Outrage from Hillary Clinton supporters who insist she has been the victim of media bias is being greeted with eye-rolling from conservatives.
New York Times columnist Paul Krugman weighed in Monday with a column accusing reporters of being tougher on the Democratic presidential nominee than on Republican Donald Trump, saying the media are “engaging in innuendo.”
“True, there aren’t many efforts to pretend that Donald Trump is a paragon of honesty. But it’s hard to escape the impression that he’s being graded on a curve. If he manages to read from a TelePrompter without going off script, he’s being presidential,” Mr. Krugman said.
He said the press has paid little attention Mr. Trump’s “multiple scandals,” including the $2,500 penalty the Trump Foundation paid in 2013 for an improper $25,000 donation to Florida Attorney General Pam Bondi.
“Meanwhile, we have the presumption that anything Hillary Clinton does must be corrupt, most spectacularly illustrated by the increasingly bizarre coverage of the Clinton Foundation,” Mr. Krugman said.
Billionaire “Shark Tank” star Mark Cuban has also decried what he called pro-Trump bias on the part of the mainstream media.
“I’ll say it again. The MSM has gone all in on Trump,” Mr. Cuban said in a Sunday tweet.
The complaints drew hoots from the right, given that studies have repeatedly shown that most news coverage tilts leftward and that Democrats working in newsrooms far outnumber Republicans.
Dan Gainor, vice president for business and culture at the conservative Media Research Center, described Mr. Cuban’s comment as the “most delusional thing I’ve seen on Twitter in years.”

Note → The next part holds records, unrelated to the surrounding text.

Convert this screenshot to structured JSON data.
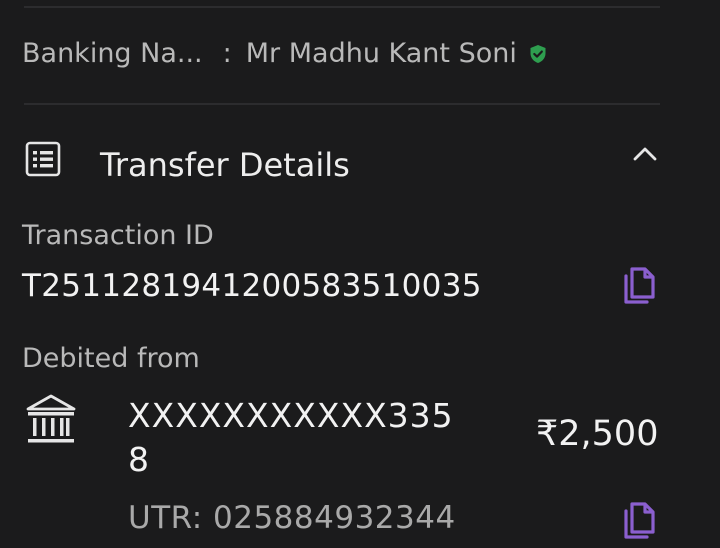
{
  "colors": {
    "background": "#1b1b1c",
    "accent": "#8b5fcf",
    "verified": "#2e9e4f"
  },
  "banking": {
    "label": "Banking Na...",
    "separator": ":",
    "value": "Mr Madhu Kant Soni",
    "verified_icon": "shield-check-icon"
  },
  "section": {
    "title": "Transfer Details",
    "icon": "receipt-list-icon",
    "toggle_icon": "chevron-up-icon"
  },
  "transaction": {
    "label": "Transaction ID",
    "value": "T2511281941200583510035"
  },
  "debit": {
    "label": "Debited from",
    "account_line1": "XXXXXXXXXXX335",
    "account_line2": "8",
    "amount": "₹2,500",
    "utr": "UTR: 025884932344",
    "bank_icon": "bank-icon"
  }
}
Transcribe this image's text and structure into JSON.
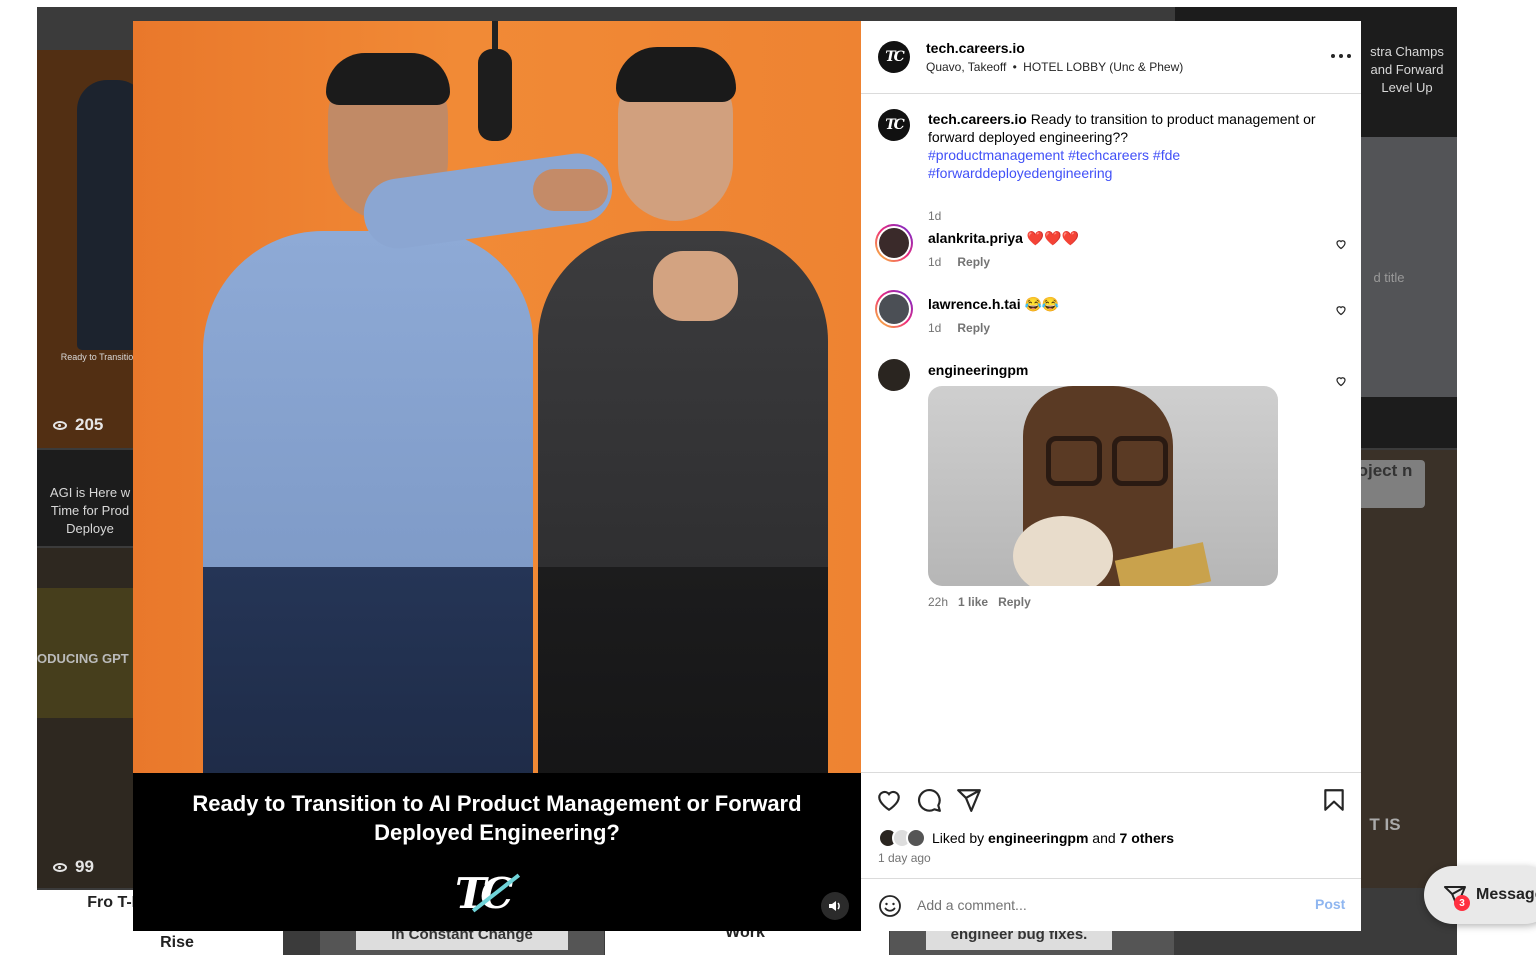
{
  "background": {
    "tiles": [
      {
        "text": "Ready to Transitio",
        "views": "205"
      },
      {
        "text": "AGI is Here w Time for Prod Deploye",
        "views": ""
      },
      {
        "text": "ODUCING GPT",
        "views": "99"
      },
      {
        "text": "stra Champs and Forward Level Up",
        "views": ""
      },
      {
        "text": "d title",
        "views": ""
      },
      {
        "text": "oject n",
        "views": ""
      },
      {
        "text": "T IS",
        "views": ""
      }
    ],
    "bottom_captions": [
      "Fro T-Mo",
      "Rise",
      "in Constant Change",
      "Work",
      "engineer bug fixes."
    ]
  },
  "post": {
    "username": "tech.careers.io",
    "audio": "Quavo, Takeoff",
    "audio_separator": "•",
    "audio_track": "HOTEL LOBBY (Unc & Phew)",
    "avatar_text": "TC",
    "video_caption": "Ready to Transition to AI Product Management or Forward Deployed Engineering?",
    "video_logo": "TC"
  },
  "caption": {
    "username": "tech.careers.io",
    "text": "Ready to transition to product management or forward deployed engineering??",
    "hashtags": "#productmanagement #techcareers #fde #forwarddeployedengineering",
    "time": "1d"
  },
  "comments": [
    {
      "username": "alankrita.priya",
      "text": "❤️❤️❤️",
      "time": "1d",
      "likes": "",
      "reply": "Reply"
    },
    {
      "username": "lawrence.h.tai",
      "text": "😂😂",
      "time": "1d",
      "likes": "",
      "reply": "Reply"
    },
    {
      "username": "engineeringpm",
      "text": "",
      "time": "22h",
      "likes": "1 like",
      "reply": "Reply"
    }
  ],
  "likes": {
    "prefix": "Liked by",
    "first_user": "engineeringpm",
    "conj": "and",
    "others": "7 others",
    "time_ago": "1 day ago"
  },
  "add_comment": {
    "placeholder": "Add a comment...",
    "post_label": "Post"
  },
  "messages": {
    "label": "Messages",
    "badge": "3"
  },
  "colors": {
    "hashtag": "#4150f7",
    "post_button": "#8fb6f0",
    "video_bg": "#ee8332",
    "badge": "#ff3040"
  }
}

Mr. Trump received significantly more coverage than any other Republican presidential contender during primary race, but he has also repeatedly complained of unfair treatment in the press.

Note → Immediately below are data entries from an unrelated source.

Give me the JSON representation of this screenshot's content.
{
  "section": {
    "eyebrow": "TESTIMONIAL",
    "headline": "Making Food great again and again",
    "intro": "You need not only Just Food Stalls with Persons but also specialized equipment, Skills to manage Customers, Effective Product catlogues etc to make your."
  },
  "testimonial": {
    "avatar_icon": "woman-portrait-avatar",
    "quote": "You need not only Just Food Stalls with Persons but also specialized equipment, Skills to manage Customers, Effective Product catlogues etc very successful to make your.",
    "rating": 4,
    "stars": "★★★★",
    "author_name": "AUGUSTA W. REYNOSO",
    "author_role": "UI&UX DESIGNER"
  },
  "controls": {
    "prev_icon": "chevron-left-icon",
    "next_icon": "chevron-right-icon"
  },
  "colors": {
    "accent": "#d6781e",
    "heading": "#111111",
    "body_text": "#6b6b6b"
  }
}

“It is being reported by virtually everyone, and is a fact, that the media pile on against me is the worst in American history!” he said in an Aug. 23 tweet.

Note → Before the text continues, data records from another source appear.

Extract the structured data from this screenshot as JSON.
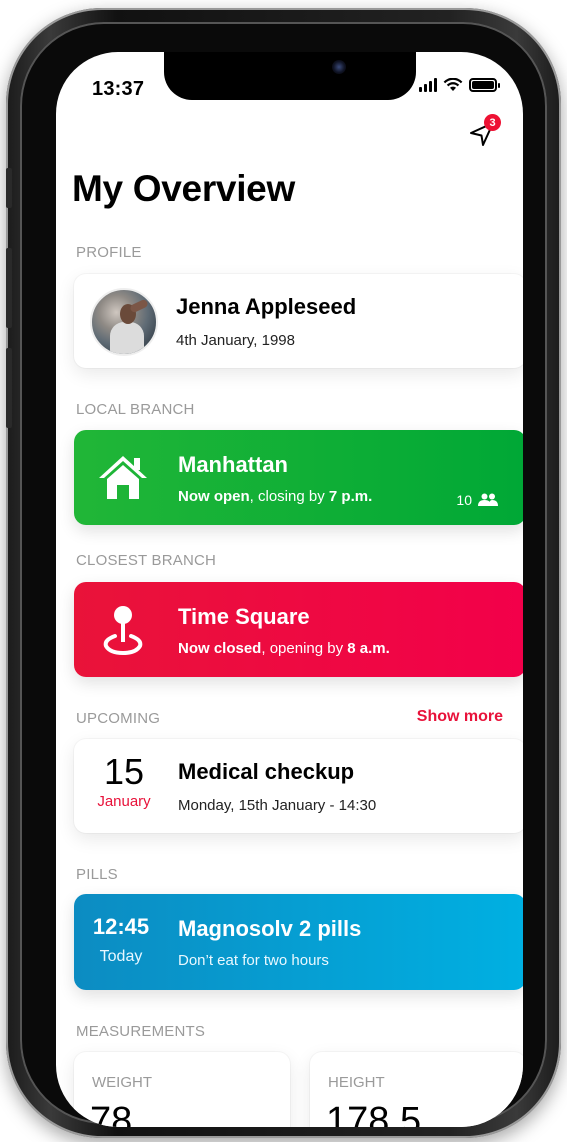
{
  "status_bar": {
    "time": "13:37"
  },
  "notifications": {
    "badge_count": "3"
  },
  "page": {
    "title": "My Overview"
  },
  "sections": {
    "profile": "PROFILE",
    "local_branch": "LOCAL BRANCH",
    "closest_branch": "CLOSEST BRANCH",
    "upcoming": "UPCOMING",
    "upcoming_action": "Show more",
    "pills": "PILLS",
    "measurements": "MEASUREMENTS"
  },
  "profile": {
    "name": "Jenna Appleseed",
    "birthdate": "4th January, 1998"
  },
  "local_branch": {
    "name": "Manhattan",
    "status_bold": "Now open",
    "status_mid": ", closing by ",
    "status_time": "7 p.m.",
    "visitors": "10",
    "color_start": "#1fb534",
    "color_end": "#00a834"
  },
  "closest_branch": {
    "name": "Time Square",
    "status_bold": "Now closed",
    "status_mid": ", opening by ",
    "status_time": "8 a.m.",
    "color_start": "#e8123a",
    "color_end": "#f10048"
  },
  "upcoming": {
    "day": "15",
    "month": "January",
    "title": "Medical checkup",
    "detail": "Monday, 15th January - 14:30"
  },
  "pills": {
    "time": "12:45",
    "day": "Today",
    "title": "Magnosolv 2 pills",
    "note": "Don’t eat for two hours",
    "color_start": "#0d8fc4",
    "color_end": "#00aee0"
  },
  "measurements": {
    "weight_label": "WEIGHT",
    "weight_value": "78",
    "height_label": "HEIGHT",
    "height_value": "178.5"
  },
  "icons": {
    "notification": "paper-plane-icon",
    "home": "house-icon",
    "location": "map-pin-icon",
    "people": "people-icon"
  }
}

Mrs. Clinton told CNN in July that she was subject to an unfair “Hillary standard” in the media, which RedState’s Leon Wolf described as “hilarious.”
Research shows neither candidate is a stranger to bad press. A Harvard University study released in June found that Trump coverage grew increasingly negative during the course of the Republican primary season, hitting 61 percent negative and 39 percent positive at the end.
The same study found that Mrs. Clinton had “by far the most negative coverage of any candidate” during the year leading up to the nomination, with her “bad news” exceeding her “good news” in 11 of 12 months.
Meanwhile, an MRC report released in June found that Mr. Trump received four times more negative coverage on network news than did Mrs. Clinton from Jan. 1 to June 7.